Mitlin and his colleagues are founding a start-up company, to be named Altacap, to look into commercializing the technology. “We’re trying to figure out the target market to go after,” he says. “The obvious one is automotive.” The power density of supercapacitors could significantly shorten the time for recharging electric vehicles, which now takes several hours.
One challenge of competing commercially is that activated carbon is already very cheap. But Mitlin says the egg-based approach could compete on performance. For example, the carbonized shells work well with a water-based electrolyte, allowing the replacement of the usual polymer electrolytes, which can be more costly and potentially toxic.
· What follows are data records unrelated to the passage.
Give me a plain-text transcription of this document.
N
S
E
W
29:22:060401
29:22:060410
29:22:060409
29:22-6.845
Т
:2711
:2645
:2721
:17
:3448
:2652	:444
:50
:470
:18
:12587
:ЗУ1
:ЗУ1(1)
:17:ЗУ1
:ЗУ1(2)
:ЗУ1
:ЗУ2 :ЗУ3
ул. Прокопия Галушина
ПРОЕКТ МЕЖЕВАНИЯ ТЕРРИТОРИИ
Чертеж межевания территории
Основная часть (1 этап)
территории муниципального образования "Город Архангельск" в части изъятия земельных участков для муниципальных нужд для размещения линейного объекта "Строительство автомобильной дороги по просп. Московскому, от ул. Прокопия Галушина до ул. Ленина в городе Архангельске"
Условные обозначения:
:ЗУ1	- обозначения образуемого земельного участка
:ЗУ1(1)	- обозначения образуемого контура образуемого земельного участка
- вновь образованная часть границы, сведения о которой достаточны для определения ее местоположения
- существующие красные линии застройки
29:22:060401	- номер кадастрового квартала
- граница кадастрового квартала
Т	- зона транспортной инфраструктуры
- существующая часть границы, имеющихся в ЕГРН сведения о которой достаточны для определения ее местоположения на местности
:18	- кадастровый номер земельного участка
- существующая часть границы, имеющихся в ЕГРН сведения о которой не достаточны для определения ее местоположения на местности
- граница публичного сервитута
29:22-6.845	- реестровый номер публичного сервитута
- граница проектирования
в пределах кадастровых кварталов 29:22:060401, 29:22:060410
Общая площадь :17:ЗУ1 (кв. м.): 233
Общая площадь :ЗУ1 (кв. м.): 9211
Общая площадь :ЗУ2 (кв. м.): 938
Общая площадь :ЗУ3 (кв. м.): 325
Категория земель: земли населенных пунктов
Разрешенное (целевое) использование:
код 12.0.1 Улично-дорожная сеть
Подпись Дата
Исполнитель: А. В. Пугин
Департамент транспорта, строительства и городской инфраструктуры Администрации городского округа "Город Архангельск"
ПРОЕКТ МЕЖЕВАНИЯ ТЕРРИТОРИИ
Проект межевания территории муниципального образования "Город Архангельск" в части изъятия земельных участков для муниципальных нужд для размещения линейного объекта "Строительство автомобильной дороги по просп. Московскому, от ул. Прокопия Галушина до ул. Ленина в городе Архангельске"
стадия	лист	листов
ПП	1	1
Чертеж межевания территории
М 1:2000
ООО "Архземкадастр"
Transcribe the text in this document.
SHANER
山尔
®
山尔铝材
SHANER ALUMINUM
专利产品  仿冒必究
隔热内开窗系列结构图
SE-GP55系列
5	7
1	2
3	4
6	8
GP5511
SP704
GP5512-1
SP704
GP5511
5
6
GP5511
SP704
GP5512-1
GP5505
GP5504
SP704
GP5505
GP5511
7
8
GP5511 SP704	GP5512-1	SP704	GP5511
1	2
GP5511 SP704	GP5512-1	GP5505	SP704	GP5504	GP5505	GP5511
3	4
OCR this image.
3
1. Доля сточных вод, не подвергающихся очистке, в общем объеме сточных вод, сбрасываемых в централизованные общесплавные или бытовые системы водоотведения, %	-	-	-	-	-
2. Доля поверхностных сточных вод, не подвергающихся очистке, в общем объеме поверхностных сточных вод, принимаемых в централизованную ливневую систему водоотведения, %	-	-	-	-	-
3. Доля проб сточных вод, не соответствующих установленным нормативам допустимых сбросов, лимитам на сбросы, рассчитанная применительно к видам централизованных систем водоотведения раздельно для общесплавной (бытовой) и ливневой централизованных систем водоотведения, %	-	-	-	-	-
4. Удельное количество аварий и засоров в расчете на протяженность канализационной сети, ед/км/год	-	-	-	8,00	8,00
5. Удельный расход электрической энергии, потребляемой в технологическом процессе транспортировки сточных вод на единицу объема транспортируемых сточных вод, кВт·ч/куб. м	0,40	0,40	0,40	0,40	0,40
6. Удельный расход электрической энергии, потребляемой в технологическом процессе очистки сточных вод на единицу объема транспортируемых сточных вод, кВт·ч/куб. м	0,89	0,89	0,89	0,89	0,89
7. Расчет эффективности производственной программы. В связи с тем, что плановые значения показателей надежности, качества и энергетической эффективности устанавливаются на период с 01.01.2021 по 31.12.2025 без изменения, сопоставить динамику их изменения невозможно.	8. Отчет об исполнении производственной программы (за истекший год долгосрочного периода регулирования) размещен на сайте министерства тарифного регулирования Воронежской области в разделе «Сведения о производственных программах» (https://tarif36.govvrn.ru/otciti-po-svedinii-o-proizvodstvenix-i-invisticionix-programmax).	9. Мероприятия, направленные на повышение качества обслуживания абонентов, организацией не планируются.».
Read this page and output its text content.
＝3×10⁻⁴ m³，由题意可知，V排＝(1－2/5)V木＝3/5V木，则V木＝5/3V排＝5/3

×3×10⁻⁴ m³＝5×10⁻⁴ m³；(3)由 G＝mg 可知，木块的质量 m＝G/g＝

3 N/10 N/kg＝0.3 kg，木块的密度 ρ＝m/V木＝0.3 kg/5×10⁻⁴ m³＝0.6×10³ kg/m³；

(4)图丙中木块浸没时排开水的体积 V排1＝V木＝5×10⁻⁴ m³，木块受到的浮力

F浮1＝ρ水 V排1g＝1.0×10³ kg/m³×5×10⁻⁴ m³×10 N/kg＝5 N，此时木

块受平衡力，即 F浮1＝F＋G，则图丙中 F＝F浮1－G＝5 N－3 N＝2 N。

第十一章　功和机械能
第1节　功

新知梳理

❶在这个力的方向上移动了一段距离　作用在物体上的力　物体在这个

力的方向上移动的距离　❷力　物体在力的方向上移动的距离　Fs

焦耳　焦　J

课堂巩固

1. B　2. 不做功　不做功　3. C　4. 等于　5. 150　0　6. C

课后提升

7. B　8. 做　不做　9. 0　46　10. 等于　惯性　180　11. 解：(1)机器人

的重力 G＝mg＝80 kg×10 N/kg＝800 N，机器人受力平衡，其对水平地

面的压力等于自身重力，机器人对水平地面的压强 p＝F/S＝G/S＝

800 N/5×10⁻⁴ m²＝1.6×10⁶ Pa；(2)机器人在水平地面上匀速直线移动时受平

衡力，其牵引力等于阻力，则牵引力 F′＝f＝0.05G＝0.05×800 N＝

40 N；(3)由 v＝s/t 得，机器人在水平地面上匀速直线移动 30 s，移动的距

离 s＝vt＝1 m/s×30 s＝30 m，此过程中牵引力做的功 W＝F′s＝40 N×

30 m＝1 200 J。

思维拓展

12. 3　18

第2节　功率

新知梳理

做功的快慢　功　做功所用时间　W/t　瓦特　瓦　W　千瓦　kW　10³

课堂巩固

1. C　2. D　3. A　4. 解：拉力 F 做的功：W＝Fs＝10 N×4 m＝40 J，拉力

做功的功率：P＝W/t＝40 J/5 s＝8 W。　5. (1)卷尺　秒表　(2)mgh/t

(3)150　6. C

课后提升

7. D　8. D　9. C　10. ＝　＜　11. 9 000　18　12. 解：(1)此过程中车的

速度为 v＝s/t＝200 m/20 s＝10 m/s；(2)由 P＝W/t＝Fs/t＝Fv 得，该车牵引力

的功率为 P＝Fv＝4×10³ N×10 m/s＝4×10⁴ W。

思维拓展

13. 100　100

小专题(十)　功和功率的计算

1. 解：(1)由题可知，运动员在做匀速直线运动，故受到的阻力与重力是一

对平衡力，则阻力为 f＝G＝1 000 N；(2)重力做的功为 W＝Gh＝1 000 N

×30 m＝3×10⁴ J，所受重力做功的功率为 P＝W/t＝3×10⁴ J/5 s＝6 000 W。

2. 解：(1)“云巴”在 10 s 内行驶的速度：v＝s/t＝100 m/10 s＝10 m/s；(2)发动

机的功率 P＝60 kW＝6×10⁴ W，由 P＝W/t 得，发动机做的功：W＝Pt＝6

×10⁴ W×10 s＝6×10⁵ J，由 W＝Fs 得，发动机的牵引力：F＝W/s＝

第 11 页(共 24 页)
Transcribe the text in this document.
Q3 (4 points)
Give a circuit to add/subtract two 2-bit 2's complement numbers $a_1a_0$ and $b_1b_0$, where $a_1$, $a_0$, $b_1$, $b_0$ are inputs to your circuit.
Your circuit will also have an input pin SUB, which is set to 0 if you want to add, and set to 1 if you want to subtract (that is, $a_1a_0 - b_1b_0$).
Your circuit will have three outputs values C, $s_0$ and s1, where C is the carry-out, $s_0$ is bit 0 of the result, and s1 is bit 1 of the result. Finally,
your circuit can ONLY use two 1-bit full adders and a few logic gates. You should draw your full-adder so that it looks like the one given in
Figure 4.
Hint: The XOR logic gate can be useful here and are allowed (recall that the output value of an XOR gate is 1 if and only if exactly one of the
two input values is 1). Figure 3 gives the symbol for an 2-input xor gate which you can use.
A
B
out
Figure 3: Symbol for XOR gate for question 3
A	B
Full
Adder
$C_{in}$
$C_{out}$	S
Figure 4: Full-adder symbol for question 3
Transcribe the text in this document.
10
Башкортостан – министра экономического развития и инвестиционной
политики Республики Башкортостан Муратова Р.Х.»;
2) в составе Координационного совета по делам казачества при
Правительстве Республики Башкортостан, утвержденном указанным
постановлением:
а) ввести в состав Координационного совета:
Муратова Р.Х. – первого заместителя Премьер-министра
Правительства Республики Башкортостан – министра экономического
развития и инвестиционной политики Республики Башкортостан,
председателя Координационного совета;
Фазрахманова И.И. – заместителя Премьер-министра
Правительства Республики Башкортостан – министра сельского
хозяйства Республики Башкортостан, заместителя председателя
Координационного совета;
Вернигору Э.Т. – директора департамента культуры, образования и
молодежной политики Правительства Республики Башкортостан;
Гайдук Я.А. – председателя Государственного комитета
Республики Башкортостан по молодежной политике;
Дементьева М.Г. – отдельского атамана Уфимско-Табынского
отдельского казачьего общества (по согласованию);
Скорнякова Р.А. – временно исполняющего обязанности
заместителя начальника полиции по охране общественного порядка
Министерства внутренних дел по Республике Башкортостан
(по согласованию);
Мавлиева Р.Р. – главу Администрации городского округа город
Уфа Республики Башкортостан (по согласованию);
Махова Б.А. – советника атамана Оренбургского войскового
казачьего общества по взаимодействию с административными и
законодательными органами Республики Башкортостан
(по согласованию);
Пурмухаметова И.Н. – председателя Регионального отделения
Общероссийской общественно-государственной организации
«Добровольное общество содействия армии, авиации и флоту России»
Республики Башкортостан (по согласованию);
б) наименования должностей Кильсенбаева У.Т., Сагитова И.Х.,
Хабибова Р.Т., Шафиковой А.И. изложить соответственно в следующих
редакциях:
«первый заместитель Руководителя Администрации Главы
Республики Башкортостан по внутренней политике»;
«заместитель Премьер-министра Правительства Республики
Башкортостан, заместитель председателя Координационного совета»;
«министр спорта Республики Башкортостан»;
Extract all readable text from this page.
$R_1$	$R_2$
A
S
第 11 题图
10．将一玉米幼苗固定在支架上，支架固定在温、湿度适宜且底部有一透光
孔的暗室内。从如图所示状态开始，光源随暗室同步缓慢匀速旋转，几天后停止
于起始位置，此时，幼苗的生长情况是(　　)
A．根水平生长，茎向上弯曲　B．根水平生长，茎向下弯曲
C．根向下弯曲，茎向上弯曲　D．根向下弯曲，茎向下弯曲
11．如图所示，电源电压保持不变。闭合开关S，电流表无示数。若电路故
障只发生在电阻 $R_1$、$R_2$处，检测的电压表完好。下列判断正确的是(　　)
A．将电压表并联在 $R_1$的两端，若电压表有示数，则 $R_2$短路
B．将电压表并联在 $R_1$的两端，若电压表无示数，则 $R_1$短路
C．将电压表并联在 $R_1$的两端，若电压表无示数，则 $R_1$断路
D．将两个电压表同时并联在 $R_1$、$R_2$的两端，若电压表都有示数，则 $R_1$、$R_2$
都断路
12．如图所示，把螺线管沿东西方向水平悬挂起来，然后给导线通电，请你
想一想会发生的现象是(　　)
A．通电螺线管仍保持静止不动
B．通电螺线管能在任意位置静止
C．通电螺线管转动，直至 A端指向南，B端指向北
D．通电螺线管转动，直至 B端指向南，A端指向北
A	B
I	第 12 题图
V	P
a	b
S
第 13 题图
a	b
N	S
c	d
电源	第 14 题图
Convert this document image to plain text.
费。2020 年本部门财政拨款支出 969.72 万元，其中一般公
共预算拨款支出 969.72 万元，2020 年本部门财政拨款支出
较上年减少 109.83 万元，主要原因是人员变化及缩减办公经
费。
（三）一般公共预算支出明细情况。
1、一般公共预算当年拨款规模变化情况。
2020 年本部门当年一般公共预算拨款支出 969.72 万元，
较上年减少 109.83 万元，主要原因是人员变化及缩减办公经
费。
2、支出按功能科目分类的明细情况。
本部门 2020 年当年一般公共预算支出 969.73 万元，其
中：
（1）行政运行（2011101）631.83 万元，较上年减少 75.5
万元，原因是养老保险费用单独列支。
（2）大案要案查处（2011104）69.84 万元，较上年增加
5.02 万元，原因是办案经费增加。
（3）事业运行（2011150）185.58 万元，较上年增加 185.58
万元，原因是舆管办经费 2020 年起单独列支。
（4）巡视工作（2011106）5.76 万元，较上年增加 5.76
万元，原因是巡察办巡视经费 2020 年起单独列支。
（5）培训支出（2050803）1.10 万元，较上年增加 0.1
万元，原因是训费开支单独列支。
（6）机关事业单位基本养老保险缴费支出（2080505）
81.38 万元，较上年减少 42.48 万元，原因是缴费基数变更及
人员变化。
The membrane material also meets one of the goals of Canada’s clean-energy initiative, which seeks to use biowaste to produce energy. He says that industry produces hundreds of tons of eggshells, and the supply of egg whites is virtually unlimited. Because the pharmaceutical industry generally uses the yolks, he hasn’t explored potential uses for that part of the egg. But if the shells and the whites turn out to be as useful as he hopes, Mitlin’s technology could be a real chicken coup.